My important place【D.Gray-man】
第47章 リヴァプールの婦人
「マグル同士から魔力を持つ者が生まれ出るように、魔族同士から全く魔力のないただの人間が生まれ出ることもある。それが"スクイブ"と呼ばれる劣化した人種だ」
「それがなん───ゲホッ!」
「ああ、あまり無理して喋らないことだよ。声帯は機能しなくなり始めているだろうから」
「っ…」
「それが私なのだよ」
(……え?)
さらりと告げられた衝撃的な事実に、一瞬気が遅れた。
咳き込む喉の痛みも忘れて、雪はただただ真上にあるリッチモンドの顔を凝視した。
「私はスクイブなのさ」
キィ、キィ、と車椅子の歯車だけが浮かんだ沈黙の空間に響き渡る。
「………」
「そんなに驚くことかね?世界規模で見ればスクイブなど多数存在する。…魔法使いやマグルに比べれば少数だと思うがね」
魔法使いとマグル、と呟くリッチモンドの声には、皮肉を込めた感情が込められているようにも聞こえた。
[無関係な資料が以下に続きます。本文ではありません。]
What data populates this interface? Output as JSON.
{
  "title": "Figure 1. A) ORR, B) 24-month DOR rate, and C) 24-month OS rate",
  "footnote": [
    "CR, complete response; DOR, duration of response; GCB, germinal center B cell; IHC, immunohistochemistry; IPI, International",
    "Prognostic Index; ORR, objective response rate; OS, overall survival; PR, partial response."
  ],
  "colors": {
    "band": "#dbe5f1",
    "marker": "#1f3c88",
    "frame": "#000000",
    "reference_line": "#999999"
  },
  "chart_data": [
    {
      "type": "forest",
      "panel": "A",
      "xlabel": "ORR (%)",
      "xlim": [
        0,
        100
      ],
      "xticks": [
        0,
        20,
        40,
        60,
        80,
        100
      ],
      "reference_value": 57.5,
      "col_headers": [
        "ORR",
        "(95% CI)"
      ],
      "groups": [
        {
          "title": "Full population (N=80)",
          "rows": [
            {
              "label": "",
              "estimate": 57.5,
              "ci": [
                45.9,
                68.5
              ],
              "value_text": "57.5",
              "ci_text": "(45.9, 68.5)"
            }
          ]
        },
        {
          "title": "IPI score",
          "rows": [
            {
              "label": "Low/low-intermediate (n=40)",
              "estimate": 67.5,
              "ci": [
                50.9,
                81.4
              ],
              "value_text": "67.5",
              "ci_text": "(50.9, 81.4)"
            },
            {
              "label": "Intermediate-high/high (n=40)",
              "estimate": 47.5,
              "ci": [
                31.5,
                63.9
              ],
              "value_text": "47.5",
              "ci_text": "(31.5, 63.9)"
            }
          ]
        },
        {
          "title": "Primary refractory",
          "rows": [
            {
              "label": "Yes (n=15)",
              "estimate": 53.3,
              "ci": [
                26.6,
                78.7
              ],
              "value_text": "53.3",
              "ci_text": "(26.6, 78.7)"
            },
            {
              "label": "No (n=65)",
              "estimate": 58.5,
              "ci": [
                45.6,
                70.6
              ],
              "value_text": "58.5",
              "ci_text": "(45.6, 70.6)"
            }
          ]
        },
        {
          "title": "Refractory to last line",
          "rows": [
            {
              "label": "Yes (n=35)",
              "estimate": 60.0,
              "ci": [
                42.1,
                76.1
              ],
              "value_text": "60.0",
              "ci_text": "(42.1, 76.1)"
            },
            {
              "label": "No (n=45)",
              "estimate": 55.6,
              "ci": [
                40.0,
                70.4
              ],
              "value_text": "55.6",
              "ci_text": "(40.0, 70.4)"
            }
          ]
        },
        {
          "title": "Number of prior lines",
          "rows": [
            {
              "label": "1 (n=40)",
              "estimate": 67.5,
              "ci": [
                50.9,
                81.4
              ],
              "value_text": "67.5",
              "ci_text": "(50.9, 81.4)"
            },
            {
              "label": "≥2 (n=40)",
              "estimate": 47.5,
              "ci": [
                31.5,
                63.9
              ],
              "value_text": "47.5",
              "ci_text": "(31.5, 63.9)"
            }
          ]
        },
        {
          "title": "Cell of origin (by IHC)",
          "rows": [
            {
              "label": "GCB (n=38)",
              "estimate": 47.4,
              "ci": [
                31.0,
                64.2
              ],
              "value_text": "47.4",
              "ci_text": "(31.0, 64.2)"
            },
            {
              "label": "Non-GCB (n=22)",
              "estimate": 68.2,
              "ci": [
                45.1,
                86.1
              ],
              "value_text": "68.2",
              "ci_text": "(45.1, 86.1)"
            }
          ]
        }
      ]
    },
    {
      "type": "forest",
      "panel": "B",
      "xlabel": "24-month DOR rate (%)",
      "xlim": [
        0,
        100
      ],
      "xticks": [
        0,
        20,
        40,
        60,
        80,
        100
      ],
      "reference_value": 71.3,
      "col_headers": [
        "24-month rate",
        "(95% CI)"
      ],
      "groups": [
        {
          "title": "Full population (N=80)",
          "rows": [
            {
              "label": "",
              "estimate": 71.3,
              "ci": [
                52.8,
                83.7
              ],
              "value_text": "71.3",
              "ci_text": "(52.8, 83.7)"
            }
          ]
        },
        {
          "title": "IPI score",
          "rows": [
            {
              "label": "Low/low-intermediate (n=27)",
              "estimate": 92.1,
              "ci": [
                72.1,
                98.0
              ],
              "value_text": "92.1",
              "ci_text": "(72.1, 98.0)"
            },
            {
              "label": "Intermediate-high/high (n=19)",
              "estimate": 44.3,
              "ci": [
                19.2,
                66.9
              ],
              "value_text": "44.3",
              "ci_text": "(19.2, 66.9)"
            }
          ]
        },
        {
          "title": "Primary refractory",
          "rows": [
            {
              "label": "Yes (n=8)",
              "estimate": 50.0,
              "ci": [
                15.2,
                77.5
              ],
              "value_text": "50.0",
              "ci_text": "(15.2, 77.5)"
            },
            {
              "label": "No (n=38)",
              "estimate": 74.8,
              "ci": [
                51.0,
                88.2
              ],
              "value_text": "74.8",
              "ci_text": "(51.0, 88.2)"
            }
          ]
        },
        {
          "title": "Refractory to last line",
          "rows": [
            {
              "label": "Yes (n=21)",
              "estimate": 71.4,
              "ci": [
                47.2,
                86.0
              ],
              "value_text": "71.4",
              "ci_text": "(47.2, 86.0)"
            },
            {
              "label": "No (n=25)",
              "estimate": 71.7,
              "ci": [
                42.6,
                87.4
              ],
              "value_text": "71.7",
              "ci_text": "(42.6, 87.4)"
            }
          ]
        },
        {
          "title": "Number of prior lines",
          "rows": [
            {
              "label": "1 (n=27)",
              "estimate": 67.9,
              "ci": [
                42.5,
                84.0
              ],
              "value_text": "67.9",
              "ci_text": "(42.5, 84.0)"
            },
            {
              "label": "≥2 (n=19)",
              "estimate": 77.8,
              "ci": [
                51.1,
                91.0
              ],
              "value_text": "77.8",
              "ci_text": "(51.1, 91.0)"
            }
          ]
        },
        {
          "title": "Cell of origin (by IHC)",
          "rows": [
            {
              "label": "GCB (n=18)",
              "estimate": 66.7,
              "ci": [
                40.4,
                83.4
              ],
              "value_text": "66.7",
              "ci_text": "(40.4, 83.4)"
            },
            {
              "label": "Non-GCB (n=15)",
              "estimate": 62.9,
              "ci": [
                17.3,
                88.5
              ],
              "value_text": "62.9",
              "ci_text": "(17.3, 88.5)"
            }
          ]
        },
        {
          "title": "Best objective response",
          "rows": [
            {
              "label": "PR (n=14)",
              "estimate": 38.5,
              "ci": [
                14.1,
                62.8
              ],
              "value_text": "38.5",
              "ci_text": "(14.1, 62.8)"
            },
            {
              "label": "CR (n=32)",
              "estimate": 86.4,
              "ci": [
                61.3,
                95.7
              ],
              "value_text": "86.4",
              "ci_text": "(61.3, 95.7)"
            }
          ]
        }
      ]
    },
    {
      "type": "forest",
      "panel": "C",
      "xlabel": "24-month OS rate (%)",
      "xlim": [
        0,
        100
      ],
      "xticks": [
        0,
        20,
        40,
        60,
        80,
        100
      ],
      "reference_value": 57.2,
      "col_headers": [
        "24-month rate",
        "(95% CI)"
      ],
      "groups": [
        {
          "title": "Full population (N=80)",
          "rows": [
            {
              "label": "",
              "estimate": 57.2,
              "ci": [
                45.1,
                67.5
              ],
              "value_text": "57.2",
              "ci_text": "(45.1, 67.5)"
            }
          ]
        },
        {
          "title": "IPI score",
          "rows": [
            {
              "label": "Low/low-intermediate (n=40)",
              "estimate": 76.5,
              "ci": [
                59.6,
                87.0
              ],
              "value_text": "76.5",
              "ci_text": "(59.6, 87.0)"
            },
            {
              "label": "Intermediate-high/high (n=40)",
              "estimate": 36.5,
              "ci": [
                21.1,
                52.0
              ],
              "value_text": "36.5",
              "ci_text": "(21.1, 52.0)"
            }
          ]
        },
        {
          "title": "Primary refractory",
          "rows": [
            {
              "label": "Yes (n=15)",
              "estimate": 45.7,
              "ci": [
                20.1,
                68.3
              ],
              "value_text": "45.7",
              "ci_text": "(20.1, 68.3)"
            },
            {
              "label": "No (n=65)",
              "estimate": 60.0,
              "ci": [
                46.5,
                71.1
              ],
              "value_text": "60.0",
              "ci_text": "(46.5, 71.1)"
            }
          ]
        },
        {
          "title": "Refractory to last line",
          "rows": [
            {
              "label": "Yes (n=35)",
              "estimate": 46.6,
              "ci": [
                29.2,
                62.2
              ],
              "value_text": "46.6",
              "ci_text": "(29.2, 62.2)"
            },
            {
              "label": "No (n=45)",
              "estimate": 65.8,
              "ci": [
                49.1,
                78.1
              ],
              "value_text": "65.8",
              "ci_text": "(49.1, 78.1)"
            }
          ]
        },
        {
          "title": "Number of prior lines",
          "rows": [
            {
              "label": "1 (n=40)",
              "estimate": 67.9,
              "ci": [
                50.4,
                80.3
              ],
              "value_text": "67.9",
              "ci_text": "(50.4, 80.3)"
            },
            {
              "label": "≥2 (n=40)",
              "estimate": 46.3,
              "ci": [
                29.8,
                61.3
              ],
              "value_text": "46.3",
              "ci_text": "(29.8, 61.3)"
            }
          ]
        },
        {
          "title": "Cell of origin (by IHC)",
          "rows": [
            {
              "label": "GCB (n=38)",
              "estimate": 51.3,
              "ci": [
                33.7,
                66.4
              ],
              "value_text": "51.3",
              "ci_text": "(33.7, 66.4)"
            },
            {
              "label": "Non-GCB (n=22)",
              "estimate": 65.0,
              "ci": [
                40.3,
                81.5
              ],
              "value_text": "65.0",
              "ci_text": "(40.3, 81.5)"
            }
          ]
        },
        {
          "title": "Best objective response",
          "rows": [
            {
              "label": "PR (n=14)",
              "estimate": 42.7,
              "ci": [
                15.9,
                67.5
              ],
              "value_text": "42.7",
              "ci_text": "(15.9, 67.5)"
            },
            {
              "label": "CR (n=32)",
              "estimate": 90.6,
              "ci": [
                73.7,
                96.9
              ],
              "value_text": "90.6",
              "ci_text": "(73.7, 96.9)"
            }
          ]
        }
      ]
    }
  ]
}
「希少価値がある者は優遇されるが、それと真逆であれば少数の劣化人種など嘲嗤うだけのネタだ。君にはわかるかね?ただ生まれただけで存在を否定され、差別されることがどんなに耐え難い屈辱か」
「………」
「魔力があるというだけで、人を貶める目でしか見ない。だから私は魔法使いというものが大嫌いでね」
ようやくそこで雪は真実を悟った。
絵画を独特の感性で愛するリッチモンドは、その愛を太った婦人にも向けているのだろうと思っていた。
しかし真逆だったのだ。
憎しみ、恨み、憎悪、そんな感情しか向けられないからこそ、その手で婦人を拐った。
負の感情こそが愛だと語っていたリッチモンドの言葉が、脳裏に思い起こされる。
「同じに、自らの立場を理解せずただ息を吸い吐くだけの愚鈍な生き物と化しているマグルも嫌いなんだよ」
だから、と歌うように続けて。
「私は絵画を愛するのさ。生きた肉の塊には興味がない」
そう告げるリッチモンドの表情は、愛情さえ感じられるようなものだった。
檻の部屋を出ると、雪がやって来た道とは別の道を歩んだ。
迷路のように入り組んだ其処は、段幕の道もあれば壁に阻まれた小道も存在する。
その小道を進んだ先に、目的地はあった。